Tissue microarrays, patients, and follow‐up

This study was approved by the Ethics Committee on Human Research of the First Affiliated Hospital of Xi'an Jiaotong University (Shaanxi, China). Tissue microarrays of 155 breast cancer tissues were obtained from Shanghai Biochip Co. (Shanghai, China). These samples were from patients with a mean age of 54 years (range: 29–87 years), and 121 of them were followed up for 26–131 months. The last follow‐up data were collected from January 2005 to August 2016. The OS time was defined as the time from surgery to death or the last known follow‐up. Ninety‐five patients were still alive at the last follow‐up.

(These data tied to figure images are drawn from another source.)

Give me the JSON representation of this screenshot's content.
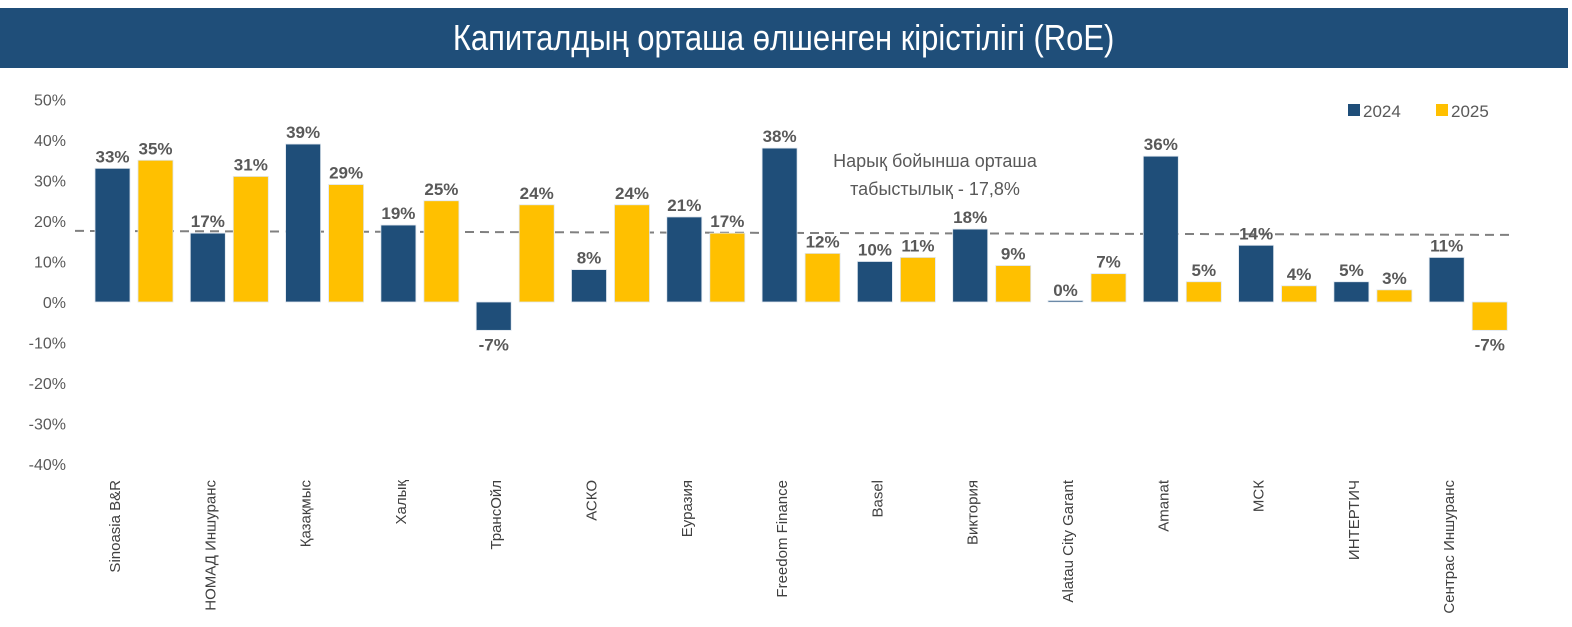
{
  "header": {
    "title": "Капиталдың орташа өлшенген кірістілігі (RoE)"
  },
  "chart_data": {
    "type": "bar",
    "title": "Капиталдың орташа өлшенген кірістілігі (RoE)",
    "xlabel": "",
    "ylabel": "",
    "ylim": [
      -40,
      50
    ],
    "yticks": [
      50,
      40,
      30,
      20,
      10,
      0,
      -10,
      -20,
      -30,
      -40
    ],
    "ytick_labels": [
      "50%",
      "40%",
      "30%",
      "20%",
      "10%",
      "0%",
      "-10%",
      "-20%",
      "-30%",
      "-40%"
    ],
    "grid": false,
    "legend_position": "top-right",
    "categories": [
      "Sinoasia B&R",
      "НОМАД Иншуранс",
      "Қазақмыс",
      "Халық",
      "ТрансОйл",
      "АСКО",
      "Еуразия",
      "Freedom Finance",
      "Basel",
      "Виктория",
      "Alatau City Garant",
      "Amanat",
      "МСК",
      "ИНТЕРТИЧ",
      "Сентрас Иншуранс"
    ],
    "series": [
      {
        "name": "2024",
        "color": "#1f4e79",
        "values": [
          33,
          17,
          39,
          19,
          -7,
          8,
          21,
          38,
          10,
          18,
          0,
          36,
          14,
          5,
          11
        ],
        "labels": [
          "33%",
          "17%",
          "39%",
          "19%",
          "-7%",
          "8%",
          "21%",
          "38%",
          "10%",
          "18%",
          "0%",
          "36%",
          "14%",
          "5%",
          "11%"
        ]
      },
      {
        "name": "2025",
        "color": "#ffc000",
        "values": [
          35,
          31,
          29,
          25,
          24,
          24,
          17,
          12,
          11,
          9,
          7,
          5,
          4,
          3,
          -7
        ],
        "labels": [
          "35%",
          "31%",
          "29%",
          "25%",
          "24%",
          "24%",
          "17%",
          "12%",
          "11%",
          "9%",
          "7%",
          "5%",
          "4%",
          "3%",
          "-7%"
        ]
      }
    ],
    "reference_line": {
      "value": 17.8,
      "style": "dashed",
      "color": "#808080",
      "annotation_lines": [
        "Нарық бойынша орташа",
        "табыстылық - 17,8%"
      ]
    }
  }
}
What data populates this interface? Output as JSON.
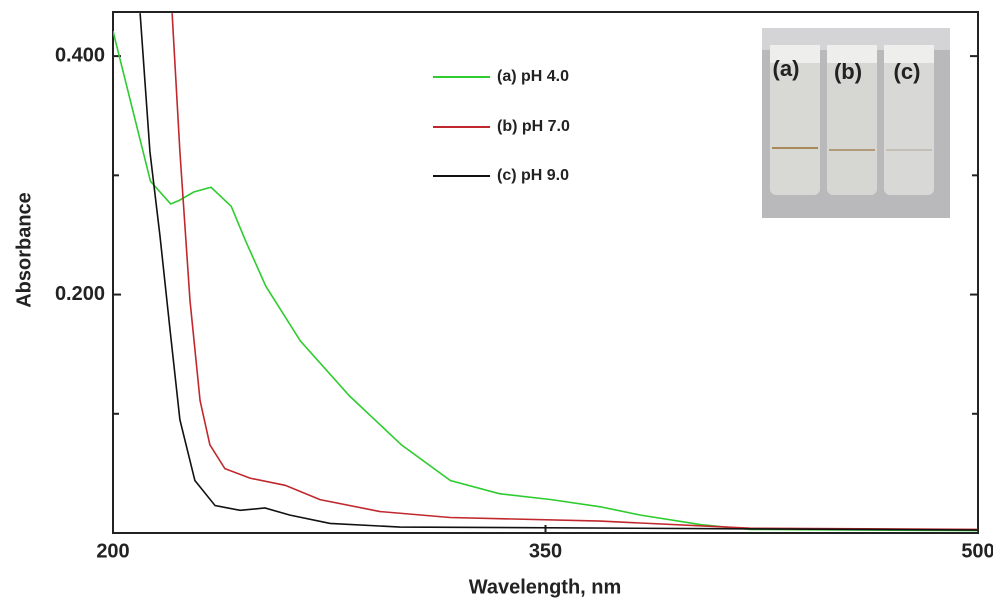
{
  "chart_data": {
    "type": "line",
    "xlabel": "Wavelength, nm",
    "ylabel": "Absorbance",
    "xlim": [
      200,
      500
    ],
    "xticks": [
      200,
      350,
      500
    ],
    "ylim": [
      0,
      0.437
    ],
    "yticks": [
      {
        "value": 0.2,
        "label": "0.200"
      },
      {
        "value": 0.4,
        "label": "0.400"
      }
    ],
    "yminor_ticks": [
      0.1,
      0.3
    ],
    "inset_labels": [
      "(a)",
      "(b)",
      "(c)"
    ],
    "series": [
      {
        "name": "(a) pH 4.0",
        "color": "#2ecc2e",
        "x": [
          200,
          213,
          220,
          223,
          228,
          234,
          241,
          246,
          253,
          265,
          282,
          300,
          317,
          334,
          352,
          369,
          383,
          404,
          421,
          500
        ],
        "values": [
          0.421,
          0.295,
          0.276,
          0.279,
          0.286,
          0.29,
          0.274,
          0.245,
          0.207,
          0.161,
          0.115,
          0.074,
          0.044,
          0.033,
          0.028,
          0.022,
          0.015,
          0.007,
          0.003,
          0.002
        ]
      },
      {
        "name": "(b) pH 7.0",
        "color": "#c0282d",
        "x": [
          220.5,
          223.2,
          226.7,
          230.2,
          233.6,
          238.8,
          247.5,
          259.7,
          271.8,
          292.6,
          316.9,
          368.9,
          420.9,
          500
        ],
        "values": [
          0.436,
          0.32,
          0.195,
          0.111,
          0.074,
          0.054,
          0.046,
          0.04,
          0.028,
          0.018,
          0.013,
          0.01,
          0.004,
          0.003
        ]
      },
      {
        "name": "(c) pH 9.0",
        "color": "#111111",
        "x": [
          209.4,
          212.8,
          216.3,
          219.8,
          223.2,
          228.4,
          235.4,
          244.1,
          252.7,
          261.4,
          275.3,
          299.5,
          500
        ],
        "values": [
          0.436,
          0.32,
          0.249,
          0.17,
          0.095,
          0.044,
          0.023,
          0.019,
          0.021,
          0.015,
          0.008,
          0.005,
          0.0025
        ]
      }
    ]
  }
}
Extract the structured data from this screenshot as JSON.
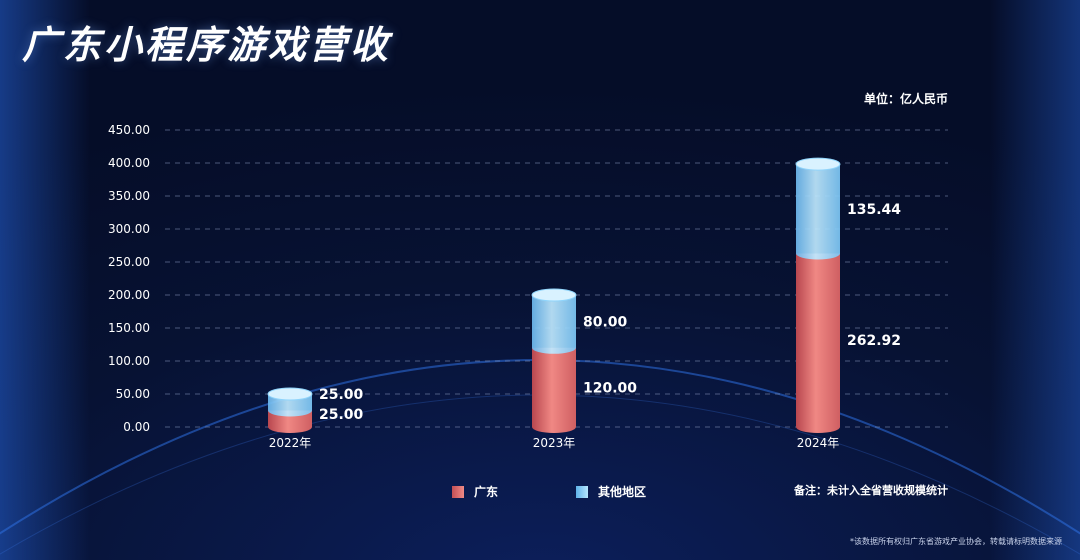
{
  "title": "广东小程序游戏营收",
  "unit": "单位：亿人民币",
  "note": "备注：未计入全省营收规模统计",
  "footer": "*该数据所有权归广东省游戏产业协会，转载请标明数据来源",
  "colors": {
    "guangdong": "#e8706f",
    "other": "#8fd4fb",
    "background": "#071233"
  },
  "chart_data": {
    "type": "bar",
    "stacked": true,
    "categories": [
      "2022年",
      "2023年",
      "2024年"
    ],
    "series": [
      {
        "name": "广东",
        "values": [
          25.0,
          120.0,
          262.92
        ],
        "labels": [
          "25.00",
          "120.00",
          "262.92"
        ]
      },
      {
        "name": "其他地区",
        "values": [
          25.0,
          80.0,
          135.44
        ],
        "labels": [
          "25.00",
          "80.00",
          "135.44"
        ]
      }
    ],
    "ylim": [
      0,
      450
    ],
    "yticks": [
      "0.00",
      "50.00",
      "100.00",
      "150.00",
      "200.00",
      "250.00",
      "300.00",
      "350.00",
      "400.00",
      "450.00"
    ],
    "grid": true,
    "legend_position": "bottom"
  }
}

Immunohistochemistry (IHC) and scoring

Paraffin‐embedded tissue microarray slides were deparaffinized in xylene, rehydrated in ethanol, washed with phosphate‐buffered saline (PBS), and a 3% H2O2 solution was then used to block endogenous peroxidase activity. After antigen retrieval, goat serum was added to block non‐specific binding sites, and the slides were incubated with the anti‐DLG3 primary antibody (Proteintech, Wuhan, China) in a moist box at 4°C overnight. The slides were then rinsed, stained using the 3, 3′‐diaminobenzidine (DAB) liquid chromogen substrate, counterstained with hematoxylin, and visualized using a Leica Microsystems slide scanner (SCN 400; Leica, Mannheim, Germany). Three randomly selected microscopic fields were individually examined by blinded investigators in each IHC sample, and the intensity of staining was scored as 0 (negative), 1 (weakly positive), 2 (moderately positive), or 3 (strongly positive). The extent of IHC staining was then assessed according to the percentage of positive cells: 0 (<10%), 1 (10%–40%), 2 (40%–70%) and 3 (>70%). Then the IHC staining score of each field calculated as the product of the intensity and the extent of staining (range, 0–9). Expression was then scored as low (<5) or high (≥5).

Statistical analysis

Statistical analyses were performed using GraphPad Prism Version 7.00 (GraphPad, San Diego, CA, USA). The significance of a difference between two groups was determined using the Mann–Whitney test, and the significance of a difference among four groups was determined using the Kruskal–Wallis test. The significance of a difference in the survival rates of two groups was determined using the log‐rank test. For the tissue microarrays, the significance of the association of DLG3 expression with pathological variables was determined using the Chi‐square test. All statistical tests were two‐sided and all results were expressed as the mean ± SEM for *P < .05, **P < .01, ***P < .001.

CONFLICT OF INTEREST

The authors declare no conflicts of interest.

ETHICAL APPROVAL

All procedures performed in studies involving human participants were in accordance with the ethical standards of the institutional and/or national research committee and with the 1964 Helsinki declaration and its later amendments or comparable ethical standards.